There are two big forces that have changed our view of the human grade in the past half-century: biological science and computer simulation. When my parents were built-in, the structure of Deoxyribonucleic acid was hypothesized, but not even so known. Our knowledge of our bodies' workings extend all the way downwardly to the molecular level, and while that knowledge is still partial, it grows constantly and quickly. At this betoken, there is no reason whatsoever to believe that humans are profoundly different from any other large mammal, or that any supernatural or magical caption is necessary to explain why nosotros are how we are and how we got this way.

Simplified tree of life

Nosotros know that the only difference betwixt living and not-living things is in the fashion the free energy flows and the molecules combine. Nosotros know that the brain is just some other organ like the pancreas or liver, more complex in its physical structure possibly, but non possessed of any separate magical essence. We know that the cells in "our" bodies are outnumbered x to one by symbiotic and parasitic microbes. And we know that the earth is vastly larger and vastly older than our ancestors could accept conceived.

Microworld

I've noticed that my interest in art in the galleries has fallen off precipitously every bit I spend more time studying biology. Only to understand the mundane activities of your cells takes enormous visualization and imaginative skills. I find that an 60 minutes in the Museum of Natural History or an aquarium has more than aesthetic excitement than everything in the Met and the MoMA put together. I follow scientific illustration and astronomy Tumblrs that make the art blogs seem tediously shallow and irrelevant. The artists who I really adore are the ones who, rather than climbing ever deeper into their own navels, endeavor to engage with all of the new and counterintuitive knowledge inundating us, endeavour to organize it into forms that are intelligible to our senses, that can make emotional sense out of the uncaring world we live in.

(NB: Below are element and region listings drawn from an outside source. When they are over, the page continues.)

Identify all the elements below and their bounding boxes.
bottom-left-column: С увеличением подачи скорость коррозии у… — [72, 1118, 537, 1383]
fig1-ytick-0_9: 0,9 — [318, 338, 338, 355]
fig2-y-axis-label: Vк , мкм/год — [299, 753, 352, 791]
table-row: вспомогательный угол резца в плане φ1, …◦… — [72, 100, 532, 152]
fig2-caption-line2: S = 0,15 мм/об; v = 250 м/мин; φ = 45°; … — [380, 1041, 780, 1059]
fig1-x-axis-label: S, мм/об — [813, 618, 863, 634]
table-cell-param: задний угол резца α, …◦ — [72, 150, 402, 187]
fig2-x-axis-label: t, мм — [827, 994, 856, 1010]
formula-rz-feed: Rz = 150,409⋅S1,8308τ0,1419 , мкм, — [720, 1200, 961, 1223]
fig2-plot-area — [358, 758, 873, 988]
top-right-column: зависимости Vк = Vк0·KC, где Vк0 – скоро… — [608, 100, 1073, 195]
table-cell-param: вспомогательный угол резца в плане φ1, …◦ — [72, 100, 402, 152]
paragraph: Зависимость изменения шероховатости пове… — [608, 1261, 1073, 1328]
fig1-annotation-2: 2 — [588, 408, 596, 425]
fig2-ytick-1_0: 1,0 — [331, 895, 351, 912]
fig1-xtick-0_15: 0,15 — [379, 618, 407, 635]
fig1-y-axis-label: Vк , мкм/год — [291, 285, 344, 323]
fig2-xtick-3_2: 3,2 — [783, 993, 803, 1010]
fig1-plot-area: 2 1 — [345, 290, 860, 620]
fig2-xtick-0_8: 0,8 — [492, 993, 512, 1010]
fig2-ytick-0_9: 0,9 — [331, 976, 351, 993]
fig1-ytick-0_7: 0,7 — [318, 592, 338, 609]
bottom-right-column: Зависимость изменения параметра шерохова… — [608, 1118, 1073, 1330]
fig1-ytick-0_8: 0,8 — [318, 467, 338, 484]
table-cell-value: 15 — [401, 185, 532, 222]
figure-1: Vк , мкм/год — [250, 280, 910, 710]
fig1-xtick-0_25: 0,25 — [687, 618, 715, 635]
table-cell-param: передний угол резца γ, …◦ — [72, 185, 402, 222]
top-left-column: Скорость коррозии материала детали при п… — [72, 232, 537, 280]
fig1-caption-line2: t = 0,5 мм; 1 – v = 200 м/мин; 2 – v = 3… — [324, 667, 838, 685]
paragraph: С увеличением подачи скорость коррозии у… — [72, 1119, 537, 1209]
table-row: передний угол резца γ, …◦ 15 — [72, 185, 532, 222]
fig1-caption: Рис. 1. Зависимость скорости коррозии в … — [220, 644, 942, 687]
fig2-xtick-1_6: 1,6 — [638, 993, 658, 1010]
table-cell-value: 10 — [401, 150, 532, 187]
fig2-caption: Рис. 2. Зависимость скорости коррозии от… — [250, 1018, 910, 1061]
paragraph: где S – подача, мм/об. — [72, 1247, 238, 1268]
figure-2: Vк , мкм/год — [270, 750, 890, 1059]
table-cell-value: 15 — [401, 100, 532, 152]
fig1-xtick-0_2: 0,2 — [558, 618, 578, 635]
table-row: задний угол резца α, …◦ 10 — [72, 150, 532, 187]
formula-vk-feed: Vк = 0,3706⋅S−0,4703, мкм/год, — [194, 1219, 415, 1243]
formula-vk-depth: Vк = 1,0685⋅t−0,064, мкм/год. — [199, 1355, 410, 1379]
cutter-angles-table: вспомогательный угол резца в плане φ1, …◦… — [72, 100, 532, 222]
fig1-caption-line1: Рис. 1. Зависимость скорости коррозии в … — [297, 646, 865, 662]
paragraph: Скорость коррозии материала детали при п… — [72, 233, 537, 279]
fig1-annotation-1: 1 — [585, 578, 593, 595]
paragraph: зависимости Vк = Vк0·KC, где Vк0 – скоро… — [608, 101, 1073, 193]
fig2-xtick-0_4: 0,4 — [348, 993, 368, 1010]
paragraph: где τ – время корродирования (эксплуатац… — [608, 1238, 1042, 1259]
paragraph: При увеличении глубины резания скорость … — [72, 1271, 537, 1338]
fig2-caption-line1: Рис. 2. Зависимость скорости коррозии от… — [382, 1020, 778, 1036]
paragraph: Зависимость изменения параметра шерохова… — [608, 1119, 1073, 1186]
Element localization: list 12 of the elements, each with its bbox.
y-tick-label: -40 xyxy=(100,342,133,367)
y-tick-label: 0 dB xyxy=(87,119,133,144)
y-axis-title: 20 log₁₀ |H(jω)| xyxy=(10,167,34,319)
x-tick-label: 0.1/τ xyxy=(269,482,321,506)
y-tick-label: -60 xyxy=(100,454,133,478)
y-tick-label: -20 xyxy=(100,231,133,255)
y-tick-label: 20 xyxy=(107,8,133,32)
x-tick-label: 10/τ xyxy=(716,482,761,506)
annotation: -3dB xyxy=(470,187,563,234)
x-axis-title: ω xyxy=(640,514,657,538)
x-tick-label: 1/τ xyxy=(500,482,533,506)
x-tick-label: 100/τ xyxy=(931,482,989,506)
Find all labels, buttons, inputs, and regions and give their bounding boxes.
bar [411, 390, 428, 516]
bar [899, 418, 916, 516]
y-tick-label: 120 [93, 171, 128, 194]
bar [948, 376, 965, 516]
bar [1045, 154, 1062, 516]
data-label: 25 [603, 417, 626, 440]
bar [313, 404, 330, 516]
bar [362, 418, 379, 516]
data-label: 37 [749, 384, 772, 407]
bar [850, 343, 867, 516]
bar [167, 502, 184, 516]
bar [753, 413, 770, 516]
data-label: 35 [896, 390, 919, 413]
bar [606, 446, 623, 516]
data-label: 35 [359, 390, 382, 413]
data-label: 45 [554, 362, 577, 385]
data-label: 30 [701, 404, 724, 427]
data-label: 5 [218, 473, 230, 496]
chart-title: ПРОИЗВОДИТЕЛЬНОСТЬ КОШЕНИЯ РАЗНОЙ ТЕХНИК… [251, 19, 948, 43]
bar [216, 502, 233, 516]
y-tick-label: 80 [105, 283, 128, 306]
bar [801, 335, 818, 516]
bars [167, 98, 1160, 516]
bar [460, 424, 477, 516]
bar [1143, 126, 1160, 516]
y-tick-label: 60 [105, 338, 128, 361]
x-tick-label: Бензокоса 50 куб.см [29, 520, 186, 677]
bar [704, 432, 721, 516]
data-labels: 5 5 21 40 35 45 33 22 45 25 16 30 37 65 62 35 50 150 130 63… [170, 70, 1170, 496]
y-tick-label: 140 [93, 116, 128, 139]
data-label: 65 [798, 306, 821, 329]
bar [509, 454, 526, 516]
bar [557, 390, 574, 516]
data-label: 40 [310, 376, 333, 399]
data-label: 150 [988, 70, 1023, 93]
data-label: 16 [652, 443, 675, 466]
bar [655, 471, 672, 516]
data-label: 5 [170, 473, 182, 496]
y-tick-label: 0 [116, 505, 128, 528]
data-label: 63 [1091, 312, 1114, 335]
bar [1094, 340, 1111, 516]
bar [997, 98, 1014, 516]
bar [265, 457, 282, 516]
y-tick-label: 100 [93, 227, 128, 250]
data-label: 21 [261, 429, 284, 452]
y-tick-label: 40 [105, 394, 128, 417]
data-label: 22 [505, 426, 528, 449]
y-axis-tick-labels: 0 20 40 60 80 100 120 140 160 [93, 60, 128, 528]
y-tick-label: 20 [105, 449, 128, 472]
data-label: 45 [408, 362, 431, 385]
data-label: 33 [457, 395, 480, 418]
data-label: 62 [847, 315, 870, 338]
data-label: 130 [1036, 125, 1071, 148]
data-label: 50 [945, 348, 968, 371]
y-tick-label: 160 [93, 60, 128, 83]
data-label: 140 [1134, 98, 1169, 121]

Computers have been the other large change for representations of the trunk. Video game avatars are much like the animist religions' views of nature spirits — they're called "sprites" for a reason. The human relationship between game characters and nature spirits is virtually clear in Japanese games, where animism is withal very much alive. The mushrooms and turtles in Super Mario Bros come straight out of Shinto folklore. Ascribing humanoid attributes and motivations to computer processes is a remarkably strange affair to do, when you call back nigh information technology. Even my informatics professor unconsciously personifies algorithms when she explains them to u.s..

Pac-man

We represent ourselves on the screen every bit mouse pointers, every bit pixelated plumbers, as all kinds of fantastical monsters and aliens, even equally a rectangular blinking cursor. A segment of the nerd population yearns for the twenty-four hours when we tin can just upload our consciousness onto the cyberspace and leave the meatbags backside once and for all. I doubtfulness they'll get their wish, but there's no uncertainty that the computer is intertwining itself with our minds and bodies more deeply. What this means for our representations of ourselves to ourselves remains to be seen, but information technology's going to be something major.